Pourtant François Bayrou plafonne en dessous de 15% dans les intentions de vote au premier tour. Ceci représente moins du quart des gens qui considèrent que son programme est crédible.
Quel paradoxe !
Se contenter d’expliquer ce paradoxe par le déficit médiatique ne tient pas la distance. On a du mal à imaginer comment un candidat ayant un déficit médiatique peut dépasser les 60% de popularité. La raison est nécessairement ailleurs.
Comme le dit d’ailleurs François Bayrou s’agissant de son diagnostic sur la France, il faut chercher les causes du problème à l’intérieur et non accuser l’extérieur.
Sans une vision crédible, pratique et concrète de ce qui se passera après les élections présidentielles, il est à craindre que le plafond des 20% ne soit jamais dépassé dans le meilleur des cas.
SOLUTION PROPOSEE
Quand on prend le temps de parler avec les gens, on se rend compte que beaucoup ne croient pas en cette majorité centrale et cette union nationale. Il ne s’agit pas de dire qu’ils ne l’aimeraient pas, mais plutôt qu’ils ne voient pas comment elle peut se produire en pratique. Quand on entend dire « Bayrou oui, mais avec qui va-t-il gouverner ? » ce n’est que l’autre face de la même pièce.
Voici les réponses et les pistes de réflexion que je propose :
- Si Bayrou était si seul qu’on veut le faire croire, il n’aurait pas pu préparer un programme aussi sérieux
- Si Bayrou avait un appareil de parti comme l’UMP et le PS à manoeuvrer il ne pourrait pas faire les réformes courageuses dont nous avons besoin. Son indépendance est la garantie de sa capacité à réformer. Il ne faut pas perdre de vue à ce sujet que Sarkozy a plus de force face à l’UMP que Hollande face au PS. Bayrou doit absolument montrer une détermination forte, c’est ce qui a fait élire Sarkozy en 2007.

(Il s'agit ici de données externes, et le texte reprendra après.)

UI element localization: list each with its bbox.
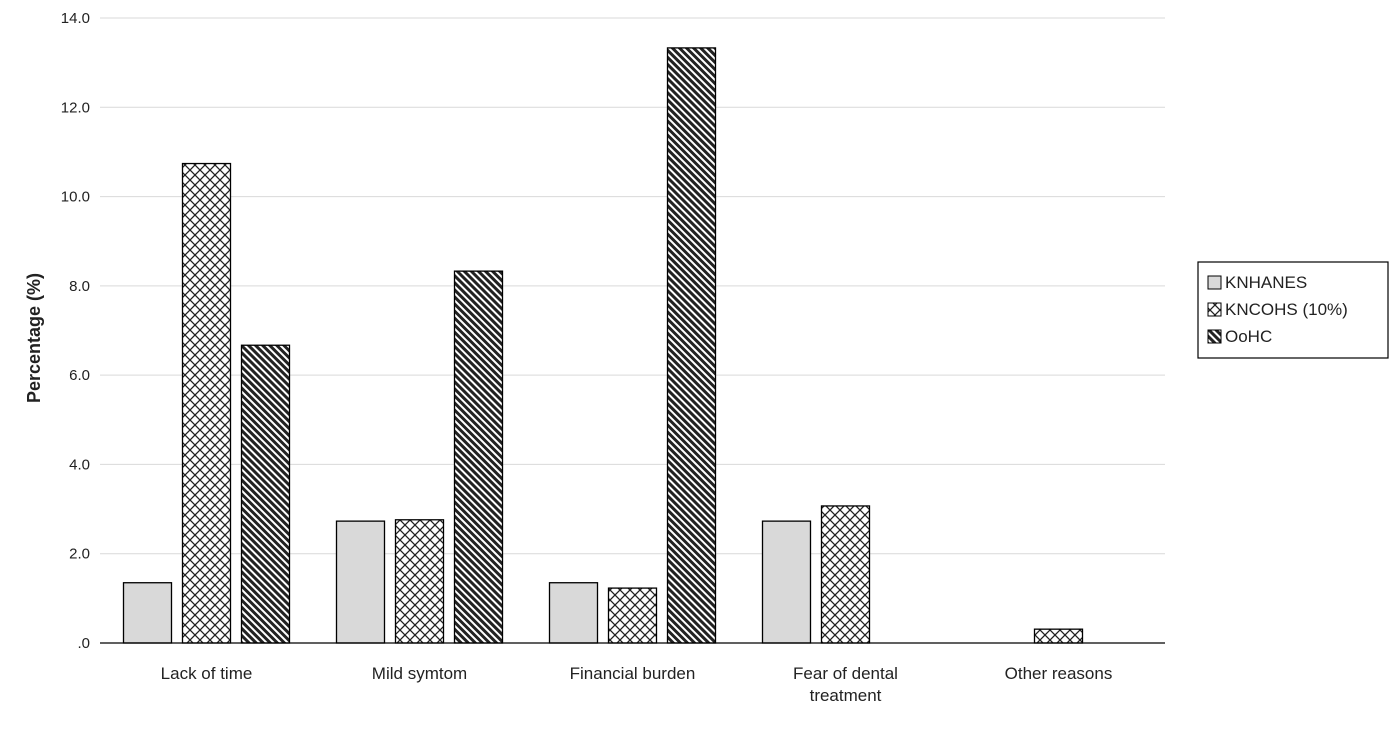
x-tick-label: Other reasons	[1005, 664, 1113, 683]
bar-kncohs-10	[820, 505, 871, 644]
legend-label: KNHANES	[1225, 273, 1307, 292]
bar-oohc	[666, 47, 717, 644]
x-axis-ticks: Lack of time Mild symtom Financial burden F…	[161, 664, 1113, 705]
bar-kncohs-10	[607, 587, 658, 644]
y-tick-label: 8.0	[69, 278, 90, 295]
bar-knhanes	[548, 582, 599, 644]
legend-box	[1197, 261, 1389, 359]
bar-kncohs-10	[181, 162, 232, 644]
bar-knhanes	[761, 520, 812, 644]
x-tick-label: Lack of time	[161, 664, 253, 683]
bars	[122, 47, 1084, 644]
y-axis-label: Percentage (%)	[24, 273, 44, 403]
bar-knhanes	[335, 520, 386, 644]
y-tick-label: 12.0	[61, 99, 90, 116]
legend-swatch	[1207, 329, 1222, 344]
y-tick-label: 2.0	[69, 546, 90, 563]
bar-kncohs-10	[1033, 628, 1084, 644]
bar-knhanes	[122, 582, 173, 644]
y-tick-label: 4.0	[69, 456, 90, 473]
legend-label: KNCOHS (10%)	[1225, 300, 1348, 319]
legend: KNHANES KNCOHS (10%) OoHC	[1197, 261, 1389, 359]
x-tick-label: Fear of dental treatment	[793, 664, 898, 705]
y-tick-label: .0	[77, 635, 90, 652]
bar-kncohs-10	[394, 519, 445, 644]
x-tick-label: Financial burden	[570, 664, 696, 683]
legend-label: OoHC	[1225, 327, 1272, 346]
y-tick-label: 10.0	[61, 189, 90, 206]
y-axis-ticks: .0 2.0 4.0 6.0 8.0 10.0 12.0 14.0	[61, 10, 90, 652]
legend-swatch	[1207, 302, 1222, 317]
y-tick-label: 6.0	[69, 367, 90, 384]
legend-swatch	[1207, 275, 1222, 290]
bar-oohc	[453, 270, 504, 644]
bar-oohc	[240, 344, 291, 644]
x-tick-label: Mild symtom	[372, 664, 467, 683]
y-tick-label: 14.0	[61, 10, 90, 27]
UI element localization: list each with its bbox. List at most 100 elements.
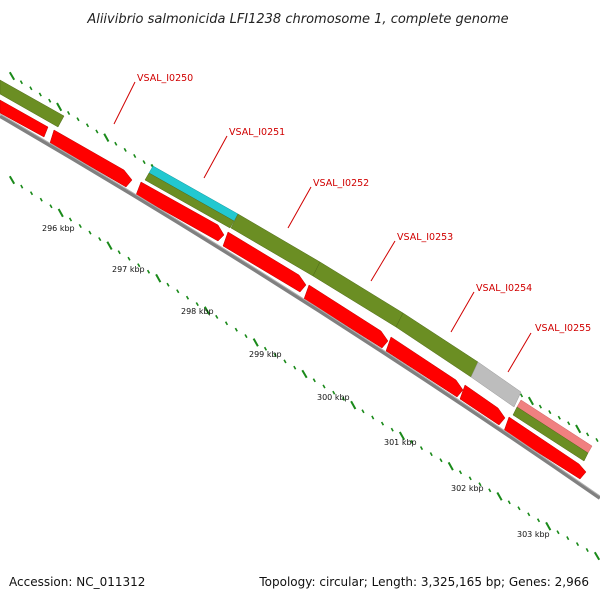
tick-label: 298 kbp — [181, 307, 214, 316]
leader-line — [287, 186, 312, 229]
tick-mark — [166, 282, 170, 287]
tick-mark — [538, 404, 542, 409]
tick-mark — [488, 488, 492, 493]
cds-arrow-4[interactable] — [222, 231, 307, 293]
cds-arrow-5[interactable] — [303, 284, 389, 349]
tick-mark — [224, 321, 229, 326]
tick-mark — [48, 98, 52, 103]
tick-mark — [350, 400, 357, 410]
tick-mark — [419, 446, 424, 451]
tick-mark — [234, 327, 238, 332]
tick-mark — [103, 133, 110, 142]
tick-label: 302 kbp — [451, 484, 484, 493]
inner-tick-dots — [8, 175, 600, 561]
leader-line — [507, 332, 532, 373]
tick-mark — [519, 393, 524, 398]
tick-mark — [20, 184, 24, 189]
tick-mark — [263, 346, 268, 351]
cds-arrow-3[interactable] — [135, 181, 225, 242]
tick-mark — [78, 223, 82, 229]
cds-arrow-1[interactable] — [0, 99, 49, 138]
tick-mark — [127, 256, 131, 261]
gene-band-vsal-i0254-grey[interactable] — [470, 361, 522, 408]
tick-mark — [39, 197, 43, 202]
tick-mark — [137, 263, 141, 268]
gene-label-vsal-i0255[interactable]: VSAL_I0255 — [535, 323, 591, 334]
tick-mark — [398, 431, 406, 441]
tick-mark — [439, 458, 443, 463]
cds-arrow-8[interactable] — [503, 416, 587, 480]
tick-mark — [332, 390, 336, 395]
tick-mark — [536, 518, 541, 523]
tick-mark — [429, 452, 433, 457]
cds-arrow-2[interactable] — [49, 129, 133, 188]
gene-band-vsal-i0250[interactable] — [0, 79, 65, 128]
tick-mark — [203, 306, 211, 315]
tick-label: 303 kbp — [517, 530, 550, 539]
gene-label-vsal-i0254[interactable]: VSAL_I0254 — [476, 283, 532, 294]
tick-mark — [556, 530, 560, 535]
leader-line — [450, 291, 475, 333]
tick-mark — [478, 482, 482, 487]
tick-label: 301 kbp — [384, 438, 417, 447]
gene-band-vsal-i0255-olive[interactable] — [512, 406, 589, 462]
tick-labels: 296 kbp 297 kbp 298 kbp 299 kbp 300 kbp … — [42, 224, 550, 539]
tick-mark — [49, 204, 53, 209]
tick-mark — [88, 230, 92, 235]
tick-mark — [557, 415, 561, 420]
tick-mark — [341, 396, 346, 401]
gene-label-vsal-i0250[interactable]: VSAL_I0250 — [137, 73, 193, 84]
tick-mark — [106, 241, 113, 250]
gene-label-vsal-i0252[interactable]: VSAL_I0252 — [313, 178, 369, 189]
summary-text: Topology: circular; Length: 3,325,165 bp… — [258, 575, 589, 589]
feature-track — [0, 79, 593, 480]
tick-mark — [585, 548, 589, 552]
tick-mark — [85, 123, 90, 128]
tick-mark — [117, 250, 121, 255]
tick-mark — [133, 154, 137, 158]
tick-mark — [390, 427, 394, 432]
tick-mark — [244, 334, 248, 339]
tick-mark — [575, 542, 580, 547]
gene-labels: VSAL_I0250 VSAL_I0251 VSAL_I0252 VSAL_I0… — [113, 73, 591, 373]
tick-mark — [155, 273, 162, 283]
leader-line — [113, 81, 136, 125]
tick-mark — [545, 521, 552, 531]
tick-mark — [76, 117, 80, 122]
tick-mark — [176, 289, 180, 294]
tick-mark — [146, 269, 151, 274]
tick-mark — [575, 424, 582, 434]
tick-mark — [527, 396, 534, 406]
cds-arrow-6[interactable] — [385, 336, 464, 398]
tick-mark — [301, 369, 308, 379]
tick-mark — [215, 314, 219, 319]
map-title: Aliivibrio salmonicida LFI1238 chromosom… — [86, 12, 508, 27]
tick-mark — [56, 102, 63, 112]
tick-mark — [468, 476, 472, 481]
tick-mark — [458, 470, 463, 475]
tick-mark — [68, 217, 73, 222]
tick-mark — [447, 461, 454, 471]
tick-mark — [98, 237, 102, 242]
gene-band-vsal-i0251-olive[interactable] — [144, 172, 235, 229]
tick-label: 297 kbp — [112, 265, 145, 274]
gene-label-vsal-i0253[interactable]: VSAL_I0253 — [397, 232, 453, 243]
cds-arrow-7[interactable] — [459, 384, 506, 426]
tick-mark — [361, 409, 365, 414]
tick-mark — [496, 492, 503, 501]
tick-mark — [566, 536, 570, 541]
tick-mark — [29, 191, 34, 196]
tick-mark — [8, 71, 16, 81]
tick-mark — [38, 92, 42, 97]
tick-mark — [19, 80, 23, 85]
tick-mark — [380, 421, 385, 426]
tick-mark — [142, 160, 146, 165]
backbone-line — [0, 114, 600, 500]
tick-mark — [252, 338, 259, 347]
tick-mark — [8, 175, 16, 185]
tick-mark — [67, 111, 71, 115]
tick-mark — [29, 86, 33, 91]
gene-label-vsal-i0251[interactable]: VSAL_I0251 — [229, 127, 285, 138]
tick-label: 300 kbp — [317, 393, 350, 402]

- Lors des élections législatives il faudra demander à chaque candidat, de quelque bord qu’il soit, de dire avant le premier tour, quelles réformes du programme de François Bayrou il/elle entend soutenir et celles qu’il/elle entend combattre. Dans chaque circonscription, il y aura des candidats Modem. Les désistements au second tour tiendront compte de l’engagement des candidats. Le Modem pourra contribuer à l’élection de députés de droite ou de gauche sur la base des idées et non sur des logiques d’appareil. Je souhaite bien du courage à ceux qui refuseront de se prononcer et à ceux qui ne tiendraient pas parole. En effet … point 4.
- Le référendum qui se tiendra en même temps que le premier tour des législatives va entériner la réduction du nombre de députés. Un certain nombre de députés, sans qu’on puisse savoir lesquels a priori, ne retrouveront pas leur siège à l’élection suivante. Le président de la république ayant pouvoir de dissoudre l’assemblée, cela va en faire réfléchir certains à l’égard du respect de leurs engagements de campagne.